The same basic system is used for the consonants, with different rules of course.

Bonus

The bonus I mentioned earlier is the addition of the notation key for the corpus. The notation was a bit trickier, but it made use of those names I mentioned earlier, but in this case they were used as the format strings. In the future I will probably refactor the transcription to work similarly because adding this notation system made me realize the maps were pretty much pointless. Anyway, here’s a sample of how it works.

	NON_PHONETIC_NOTATION    = "%s(?<text>[A-Za-z\\d\\s]*)(QP)"
  ...
	{regexp.MustCompile(`(?:^|[^A-Za-z\d])(\#)`), " self-corrected"},
	{regexp.MustCompile(fmt.Sprintf(NON_PHONETIC_NOTATION, "Q(S)")), "said by: %s"},
  ...
  	for _, k := range notKeys {
		o = k.ReplaceAllStringFunc(o, func(s string) string {
			ans := k.name
			if strings.HasSuffix(ans, "%s") || strings.HasSuffix(ans, "(%s)") {
				groupIndex := k.SubexpIndex("text")
				matches := k.FindStringSubmatch(o)
				return fmt.Sprintf(ans, matches[groupIndex])
			}

			return k.name
		})
	}

This one is pretty simple logic-wise, but there is a lot more notation to cover, so it ended up taking a while just to type it out.
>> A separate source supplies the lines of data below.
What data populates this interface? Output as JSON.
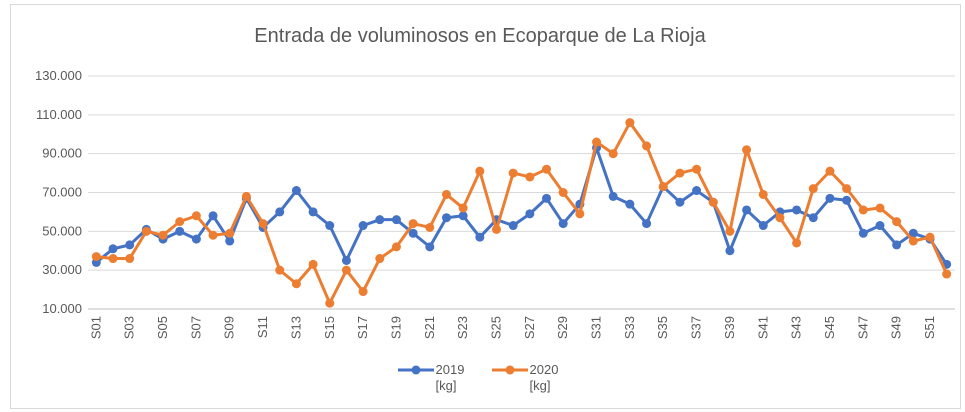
{
  "chart_data": {
    "type": "line",
    "title": "Entrada de voluminosos en Ecoparque de La Rioja",
    "categories": [
      "S01",
      null,
      "S03",
      null,
      "S05",
      null,
      "S07",
      null,
      "S09",
      null,
      "S11",
      null,
      "S13",
      null,
      "S15",
      null,
      "S17",
      null,
      "S19",
      null,
      "S21",
      null,
      "S23",
      null,
      "S25",
      null,
      "S27",
      null,
      "S29",
      null,
      "S31",
      null,
      "S33",
      null,
      "S35",
      null,
      "S37",
      null,
      "S39",
      null,
      "S41",
      null,
      "S43",
      null,
      "S45",
      null,
      "S47",
      null,
      "S49",
      null,
      "S51",
      null
    ],
    "series": [
      {
        "name": "2019 [kg]",
        "color": "#4472c4",
        "values": [
          34000,
          41000,
          43000,
          51000,
          46000,
          50000,
          46000,
          58000,
          45000,
          67000,
          52000,
          60000,
          71000,
          60000,
          53000,
          35000,
          53000,
          56000,
          56000,
          49000,
          42000,
          57000,
          58000,
          47000,
          56000,
          53000,
          59000,
          67000,
          54000,
          64000,
          93000,
          68000,
          64000,
          54000,
          73000,
          65000,
          71000,
          65000,
          40000,
          61000,
          53000,
          60000,
          61000,
          57000,
          67000,
          66000,
          49000,
          53000,
          43000,
          49000,
          46000,
          33000
        ]
      },
      {
        "name": "2020 [kg]",
        "color": "#ed7d31",
        "values": [
          37000,
          36000,
          36000,
          50000,
          48000,
          55000,
          58000,
          48000,
          49000,
          68000,
          54000,
          30000,
          23000,
          33000,
          13000,
          30000,
          19000,
          36000,
          42000,
          54000,
          52000,
          69000,
          62000,
          81000,
          51000,
          80000,
          78000,
          82000,
          70000,
          59000,
          96000,
          90000,
          106000,
          94000,
          73000,
          80000,
          82000,
          65000,
          50000,
          92000,
          69000,
          57000,
          44000,
          72000,
          81000,
          72000,
          61000,
          62000,
          55000,
          45000,
          47000,
          28000
        ]
      }
    ],
    "ylim": [
      10000,
      130000
    ],
    "yticks": [
      {
        "value": 10000,
        "label": "10.000"
      },
      {
        "value": 30000,
        "label": "30.000"
      },
      {
        "value": 50000,
        "label": "50.000"
      },
      {
        "value": 70000,
        "label": "70.000"
      },
      {
        "value": 90000,
        "label": "90.000"
      },
      {
        "value": 110000,
        "label": "110.000"
      },
      {
        "value": 130000,
        "label": "130.000"
      }
    ],
    "grid": true
  }
}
I will explain the logic though, as you can see there is a named group in that NON_PHONETIC_NOTATION constant that we go ahead and replace the %s with in the format string, but only if there is a %s in there to replace.

The End and Final Notes

The system ended up being pretty simple in the end, but it gave me a lot of good regex practice, although I’m hoping to avoid making use of it for a while. Also as a final note, I will mention that while I’ve been in contact with the librarian at the LCAAJ I learned that someone at Columbia is taking on the OCRing part of this project, using a custom-trained model. This will entirely fix the issues I was having, and hopefully it leads to an easier time for people to do research using this corpus.